SH Sean Harding/blog
Airline ticket pricing
Wednesday, February 19th, 2003

Lately I’ve been making arrangements for some spring and summer vacations. Scheduling trips, planning to meet with various friends and making reservations with hotels is always a challenge, but it’s worth it in the end. However, choosing and buying airline tickets is a uniquely frustrating experience.

It’s bad enough to try to figure out which airport to go to, which airline to fly, when to leave, when to come back and how many connections are acceptable. The apparent randomness of the pricing model makes getting a decent fare feel like an exercise in futility. Usually, I try to balance comfort and convenience (not having to make 5 connections, not having a 14 hour layover in Pittsburgh, not competing for general admission seats on Southwest) with reasonable price. So I make an attempt to leave at less popular times of the day. I try to fly into and out of major airports. I am relatively flexible about which airlines I’ll fly.

But in the end, it still never seems to matter. Most recently, my girlfriend and I spent probably 30 minutes on trying different options to find a good price with a schedule that accomodates both of us.
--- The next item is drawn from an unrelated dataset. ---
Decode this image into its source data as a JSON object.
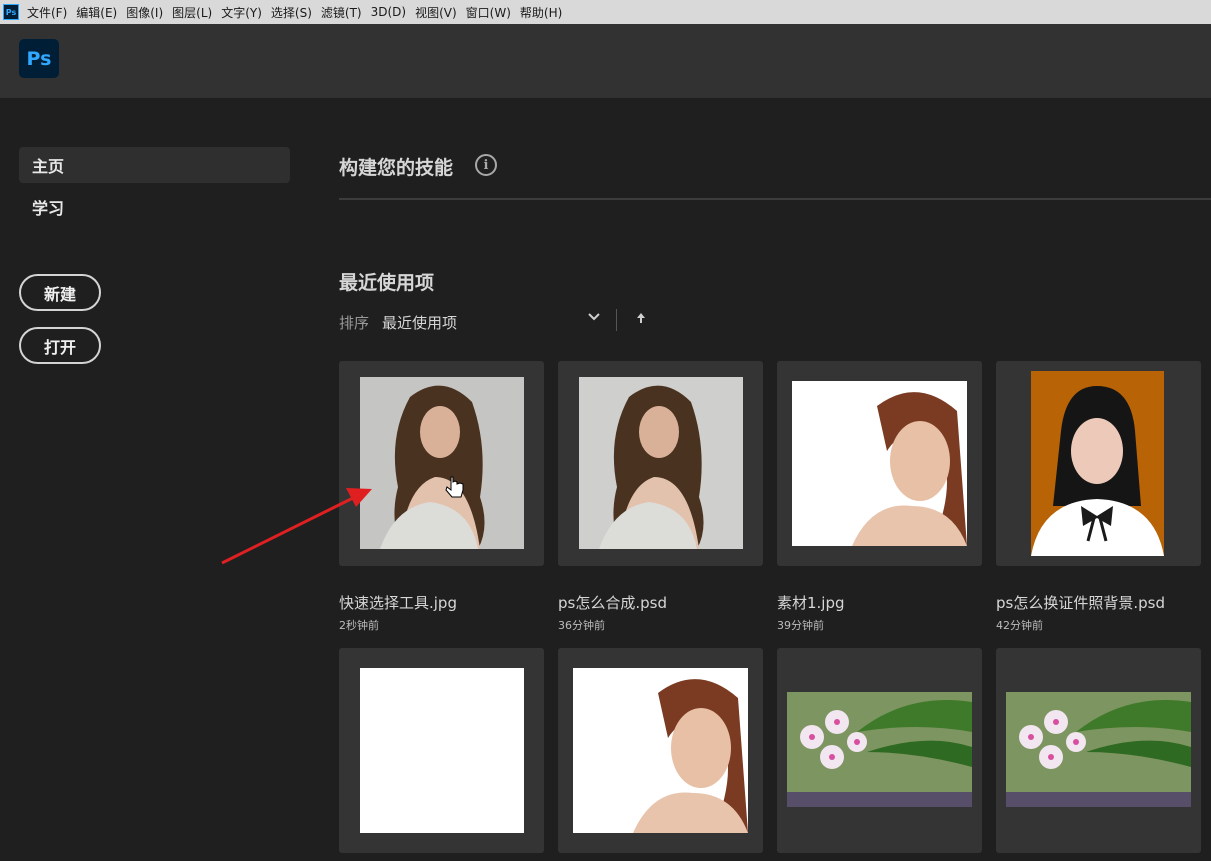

We finally found it, went through the ordering process and at the end were told that the price had changed and we’d have to pay $40 more. Uh, I don’t think so! At first I thought we must have just taken too long to get through the pipeline. So I found the flight again (still listed at the original lower price) and went through the entire process as quickly as possible. Once again, they raised the price at the very end of the order. At that point, we gave up and went directly to the airline’s website and bought the tickets there. For a few bucks less than even Expedia’s lower price.

KARE11 in Minneapolis has done some fascinating research into airline pricing (link thanks to Al’s Morning Meeting). They did a survey of people on a Northwest Airlines flight. Sixty-five people responded to their survey and from those, there were 50 unique prices for the flight. Even more amazing, an airline analyst KARE11 spoke to found 1,369 possible fares for the flight they’d studied. This is a flight with only 124 seats! If you do any airline travel at all, I encourage you to go read entire article.